Bij het gebruik van een bouwlogistieke hub worden goederen door de (hoofd)aannemer besteld bij de
toeleverancier. Ook hier zijn de projectplanning en detail planningen leidend voor het afroepen van
goederen bij de leverancier. De leverancier levert goederen in bulk aan de bouwlogistieke hub waar
de goederen tijdelijk opgeslagen worden. Dagelijks kan de uitvoerder goederen afroepen vanaf de
bouwlogistieke hub zodat de goederen in een gecombineerde vracht afgeleverd worden wanneer de
goederen werkelijk nodig zijn. Dat laatste geschiedt op basis van een detailleerde (dag)planning. Deze
orders overbruggen vaak één à twee dagen productie op de bouwplaats. De orders worden
samengesteld en binnen 24 uur geleverd. Figuur 3 illustreert aansturingsverschillen tussen traditioneel
aanleveren en aanleveren via een bouwlogistieke hub.
Figuur 3. Aansturing bouwlogistieke keten: Traditionele vorm (links), met bouwlogistieke hub (rechts)
De informatiebehoefte
Bestellingen die geplaatst worden, volgen uit een projectplanning. De informatie van de bestelling
bevat o.a. artikelcode, en -naam, het bouwdeel, de planningsweek van de aannemer etc.. Voor
informatiedeling over de levering van de producten op de bouwplaats kan bij een bouwlogistieke hub
bijvoorbeeld gebruik worden gemaakt van een bouwticket. Het bouwticket is een formulier waarmee
de toeleverancier vooraf leveringen aan de bouwplaats aanmeldt. Aan de hand van het bouwticket
kan een logistiek coördinator op de bouwplaats de leveringen inplannen. Op het bouwticket staat
informatie vermeld over de leverancier, de transporteur die de producten levert, informatie over de
goederen en eventuele eisen aan de handling. De organisatie van de bouwlogistieke hub moet inzage
kunnen geven in de stand van de voorraden van de producten zodat de uitvoerder kan zien welke
goederen bij welke leverancier besteld moeten worden.
Samenwerkingsvormen in relatie tot de bouwlogistieke hub
Om een bouwlogistieke hub succesvol te implementeren is samenwerking tussen de belangrijkste
ketenpartners essentieel. Succes kan alleen worden bereikt als er voldoende vertrouwen is tussen
deelnemers en er vooraf afspraken zijn gemaakt om de bouwlogistieke hub ten uitvoer te brengen.
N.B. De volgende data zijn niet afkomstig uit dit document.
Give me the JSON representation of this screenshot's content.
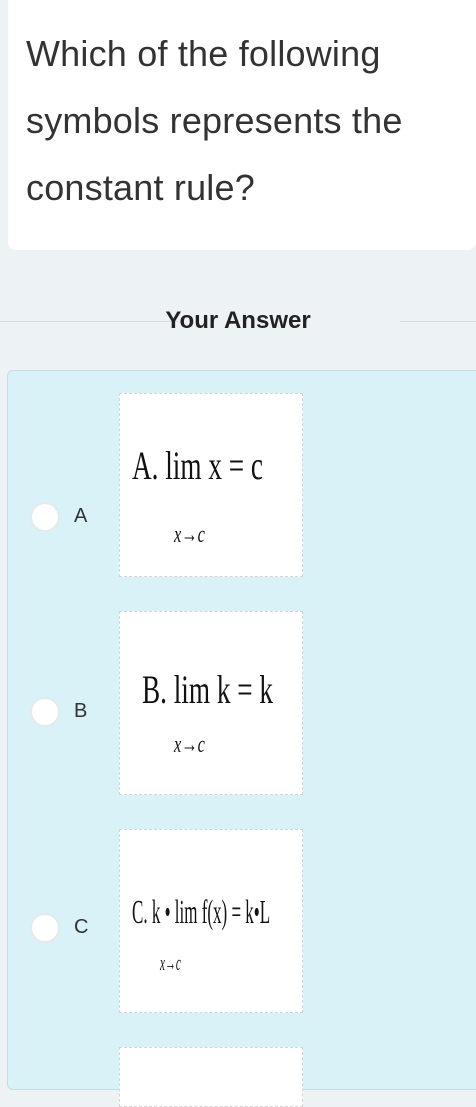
{
  "question": {
    "lines": [
      "Which of the following",
      "symbols represents the",
      "constant rule?"
    ]
  },
  "answer_section": {
    "heading": "Your Answer"
  },
  "options": [
    {
      "letter": "A",
      "formula": "A. lim x = c",
      "subscript": "x→c",
      "selected": false
    },
    {
      "letter": "B",
      "formula": "B. lim k = k",
      "subscript": "x→c",
      "selected": false
    },
    {
      "letter": "C",
      "formula": "C. k • lim f(x) = k•L",
      "subscript": "x→c",
      "selected": false
    }
  ]
}
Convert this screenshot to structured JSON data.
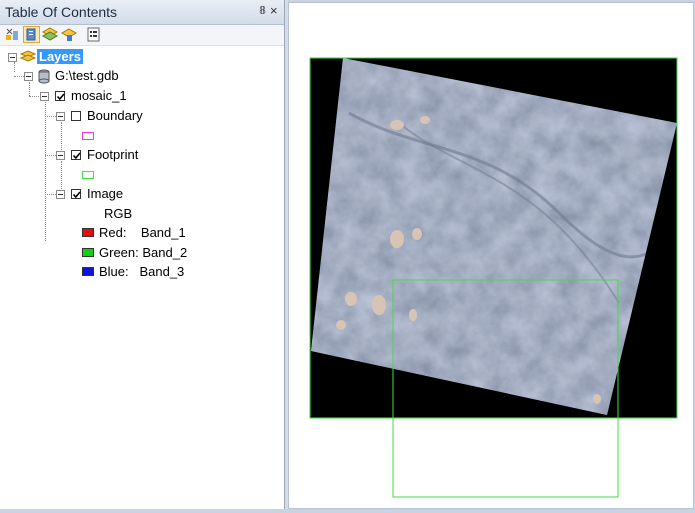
{
  "toc": {
    "title": "Table Of Contents",
    "pin_glyph": "ᵠ",
    "close_glyph": "×",
    "toolbar": [
      "list-by-drawing-order-icon",
      "list-by-source-icon",
      "list-by-visibility-icon",
      "list-by-selection-icon",
      "options-icon"
    ],
    "layers_label": "Layers",
    "gdb_label": "G:\\test.gdb",
    "mosaic_label": "mosaic_1",
    "boundary": {
      "label": "Boundary",
      "checked": false,
      "color": "#e040e0"
    },
    "footprint": {
      "label": "Footprint",
      "checked": true,
      "color": "#40e040"
    },
    "image": {
      "label": "Image",
      "checked": true,
      "rgb_label": "RGB",
      "bands": [
        {
          "label": "Red:    Band_1",
          "color": "#e01010"
        },
        {
          "label": "Green: Band_2",
          "color": "#10d010"
        },
        {
          "label": "Blue:   Band_3",
          "color": "#1010e0"
        }
      ]
    }
  },
  "map": {
    "footprint_color": "#3ee03e"
  }
}
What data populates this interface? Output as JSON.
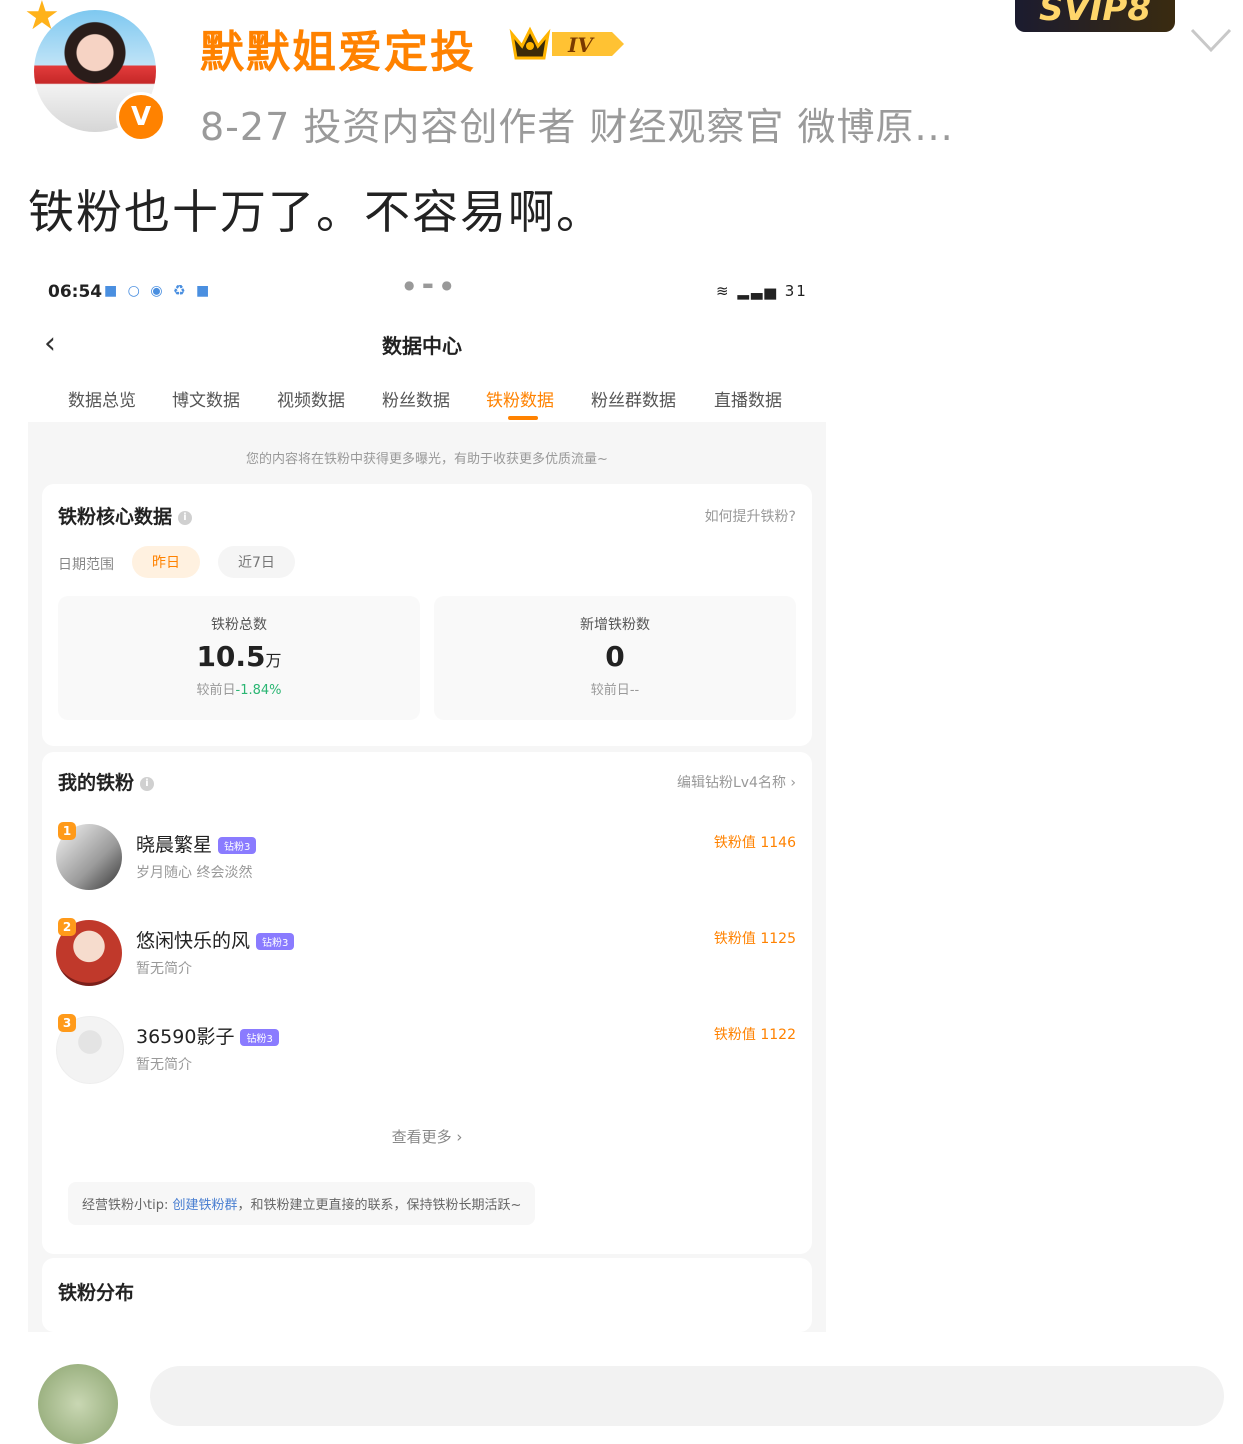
{
  "post": {
    "username": "默默姐爱定投",
    "level_badge": "IV",
    "verified_badge": "V",
    "svip_badge": "SVIP8",
    "meta": "8-27  投资内容创作者 财经观察官 微博原...",
    "text": "铁粉也十万了。不容易啊。"
  },
  "screenshot": {
    "status_bar": {
      "time": "06:54",
      "right": "31"
    },
    "nav": {
      "back": "‹",
      "title": "数据中心"
    },
    "tabs": [
      {
        "label": "数据总览",
        "active": false
      },
      {
        "label": "博文数据",
        "active": false
      },
      {
        "label": "视频数据",
        "active": false
      },
      {
        "label": "粉丝数据",
        "active": false
      },
      {
        "label": "铁粉数据",
        "active": true
      },
      {
        "label": "粉丝群数据",
        "active": false
      },
      {
        "label": "直播数据",
        "active": false
      }
    ],
    "tip_bar": "您的内容将在铁粉中获得更多曝光，有助于收获更多优质流量~",
    "core": {
      "title": "铁粉核心数据",
      "link": "如何提升铁粉?",
      "range_label": "日期范围",
      "range_options": [
        "昨日",
        "近7日"
      ],
      "stats": [
        {
          "label": "铁粉总数",
          "value": "10.5",
          "unit": "万",
          "compare_prefix": "较前日",
          "compare_value": "-1.84%"
        },
        {
          "label": "新增铁粉数",
          "value": "0",
          "unit": "",
          "compare_prefix": "较前日",
          "compare_value": "--"
        }
      ]
    },
    "my_fans": {
      "title": "我的铁粉",
      "link": "编辑钻粉Lv4名称 ›",
      "fans": [
        {
          "rank": "1",
          "name": "晓晨繁星",
          "badge": "钻粉3",
          "bio": "岁月随心 终会淡然",
          "value": "铁粉值 1146"
        },
        {
          "rank": "2",
          "name": "悠闲快乐的风",
          "badge": "钻粉3",
          "bio": "暂无简介",
          "value": "铁粉值 1125"
        },
        {
          "rank": "3",
          "name": "36590影子",
          "badge": "钻粉3",
          "bio": "暂无简介",
          "value": "铁粉值 1122"
        }
      ],
      "more": "查看更多 ›",
      "tip_prefix": "经营铁粉小tip:",
      "tip_link": "创建铁粉群",
      "tip_suffix": "，和铁粉建立更直接的联系，保持铁粉长期活跃~"
    },
    "distribution": {
      "title": "铁粉分布"
    }
  }
}
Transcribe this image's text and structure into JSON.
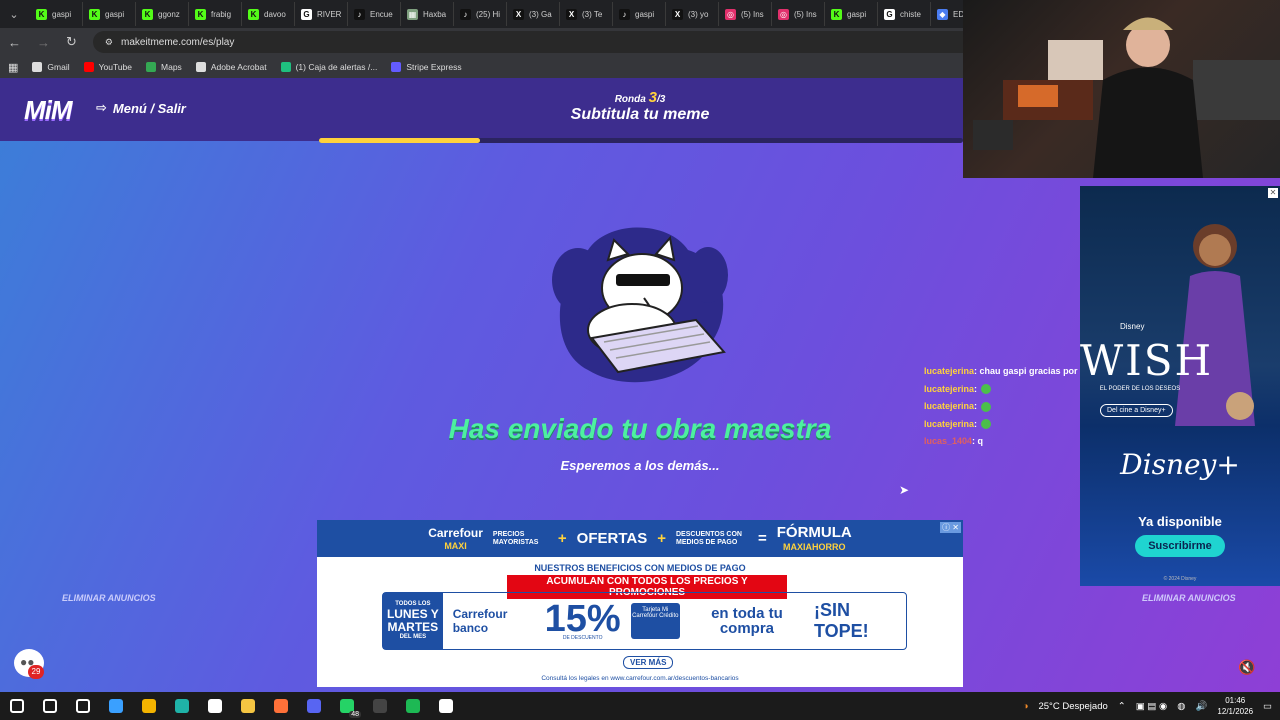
{
  "browser": {
    "tabs": [
      {
        "label": "gaspi",
        "color": "#53fc18",
        "glyph": "K"
      },
      {
        "label": "gaspi",
        "color": "#53fc18",
        "glyph": "K"
      },
      {
        "label": "ggonz",
        "color": "#53fc18",
        "glyph": "K"
      },
      {
        "label": "frabig",
        "color": "#53fc18",
        "glyph": "K"
      },
      {
        "label": "davoo",
        "color": "#53fc18",
        "glyph": "K"
      },
      {
        "label": "RIVER",
        "color": "#ffffff",
        "glyph": "G"
      },
      {
        "label": "Encue",
        "color": "#111111",
        "glyph": "♪"
      },
      {
        "label": "Haxba",
        "color": "#7fa07f",
        "glyph": "▦"
      },
      {
        "label": "(25) Hi",
        "color": "#111111",
        "glyph": "♪"
      },
      {
        "label": "(3) Ga",
        "color": "#111111",
        "glyph": "X"
      },
      {
        "label": "(3) Te",
        "color": "#111111",
        "glyph": "X"
      },
      {
        "label": "gaspi",
        "color": "#111111",
        "glyph": "♪"
      },
      {
        "label": "(3) yo",
        "color": "#111111",
        "glyph": "X"
      },
      {
        "label": "(5) Ins",
        "color": "#e1306c",
        "glyph": "◎"
      },
      {
        "label": "(5) Ins",
        "color": "#e1306c",
        "glyph": "◎"
      },
      {
        "label": "gaspi",
        "color": "#53fc18",
        "glyph": "K"
      },
      {
        "label": "chiste",
        "color": "#ffffff",
        "glyph": "G"
      },
      {
        "label": "EDICI",
        "color": "#4a7cf0",
        "glyph": "◆"
      }
    ],
    "url": "makeitmeme.com/es/play",
    "bookmarks": [
      {
        "label": "Gmail",
        "color": "#dddddd"
      },
      {
        "label": "YouTube",
        "color": "#ff0000"
      },
      {
        "label": "Maps",
        "color": "#34a853"
      },
      {
        "label": "Adobe Acrobat",
        "color": "#dddddd"
      },
      {
        "label": "(1) Caja de alertas /...",
        "color": "#1fbf7f"
      },
      {
        "label": "Stripe Express",
        "color": "#635bff"
      }
    ]
  },
  "game": {
    "logo": "MiM",
    "menu_label": "Menú / Salir",
    "round_label": "Ronda",
    "round_current": "3",
    "round_total": "/3",
    "round_title": "Subtitula tu meme",
    "progress_fraction": 0.25,
    "sent_message": "Has enviado tu obra maestra",
    "wait_message": "Esperemos a los demás...",
    "remove_ads": "ELIMINAR ANUNCIOS",
    "notification_count": "29"
  },
  "ad_carrefour": {
    "brand": "Carrefour",
    "brand_sub": "MAXI",
    "precios": "PRECIOS MAYORISTAS",
    "ofertas": "OFERTAS",
    "descuentos": "DESCUENTOS CON MEDIOS DE PAGO",
    "formula": "FÓRMULA",
    "formula_sub": "MAXIAHORRO",
    "line1": "NUESTROS BENEFICIOS CON MEDIOS DE PAGO",
    "line2": "ACUMULAN CON TODOS LOS PRECIOS Y PROMOCIONES",
    "todos_los": "TODOS LOS",
    "lunes_martes": "LUNES Y MARTES",
    "del_mes": "DEL MES",
    "brand_banco": "Carrefour banco",
    "percent": "15%",
    "descuento": "DE DESCUENTO",
    "card": "Tarjeta Mi Carrefour Crédito",
    "en_toda": "en toda tu compra",
    "sin_tope": "¡SIN TOPE!",
    "ver_mas": "VER MÁS",
    "legal": "Consultá los legales en www.carrefour.com.ar/descuentos-bancarios"
  },
  "chat": [
    {
      "user": "lucatejerina",
      "text": ": chau gaspi gracias por banear",
      "emote": false,
      "userColor": "#ffd23c"
    },
    {
      "user": "lucatejerina",
      "text": ":",
      "emote": true,
      "userColor": "#ffd23c"
    },
    {
      "user": "lucatejerina",
      "text": ":",
      "emote": true,
      "userColor": "#ffd23c"
    },
    {
      "user": "lucatejerina",
      "text": ":",
      "emote": true,
      "userColor": "#ffd23c"
    },
    {
      "user": "lucas_1404",
      "text": ": q",
      "emote": false,
      "userColor": "#e06060"
    }
  ],
  "ad_disney": {
    "disney_small": "Disney",
    "title": "WISH",
    "subtitle": "EL PODER DE LOS DESEOS",
    "cine": "Del cine a Disney+",
    "logo": "Disney+",
    "available": "Ya disponible",
    "button": "Suscribirme",
    "copyright": "© 2024 Disney"
  },
  "taskbar": {
    "icons": [
      {
        "name": "windows-start-icon",
        "color": "#ffffff"
      },
      {
        "name": "search-icon",
        "color": "#ffffff"
      },
      {
        "name": "task-view-icon",
        "color": "#ffffff"
      },
      {
        "name": "copilot-icon",
        "color": "#3aa0ff"
      },
      {
        "name": "chrome-icon",
        "color": "#f4b400"
      },
      {
        "name": "edge-icon",
        "color": "#1fb3a8"
      },
      {
        "name": "store-icon",
        "color": "#ffffff"
      },
      {
        "name": "file-explorer-icon",
        "color": "#f5c542"
      },
      {
        "name": "firefox-icon",
        "color": "#ff7139"
      },
      {
        "name": "discord-icon",
        "color": "#5865f2"
      },
      {
        "name": "whatsapp-icon",
        "color": "#25d366"
      },
      {
        "name": "obs-icon",
        "color": "#444444"
      },
      {
        "name": "spotify-icon",
        "color": "#1db954"
      },
      {
        "name": "capcut-icon",
        "color": "#ffffff"
      }
    ],
    "whatsapp_badge": "48",
    "weather": "25°C  Despejado",
    "time": "01:46",
    "date": "12/1/2026"
  }
}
Een belangrijke basis om hiertoe te komen is een werkbaar onderliggend verdienmodel. Tevens is het
noodzakelijk om vroegtijdig in het proces af te stemmen met ketenpartners. De partijen die hierbij
betrokken zijn, zijn de aannemers, toeleveranciers, mogelijk de logistiek dienstverlener en de
opdrachtgever. Samen moeten zij de verantwoordelijkheid van de producten in de keten goed
regelen. In het geval van leveringen aan een bouwlogistieke hub moet bijvoorbeeld de toeleverancier
bij overdracht van de goederen ook de verantwoordlijkheid overdragen aan de uitvoerder of de
beheerder van de bouwlogistiek hub. Een voordeel van een bouwlogistieke hub is dat na afleveren er
door de uitvoerder de mogelijkheid tot volledige controle op de goederenstroom mogelijk wordt.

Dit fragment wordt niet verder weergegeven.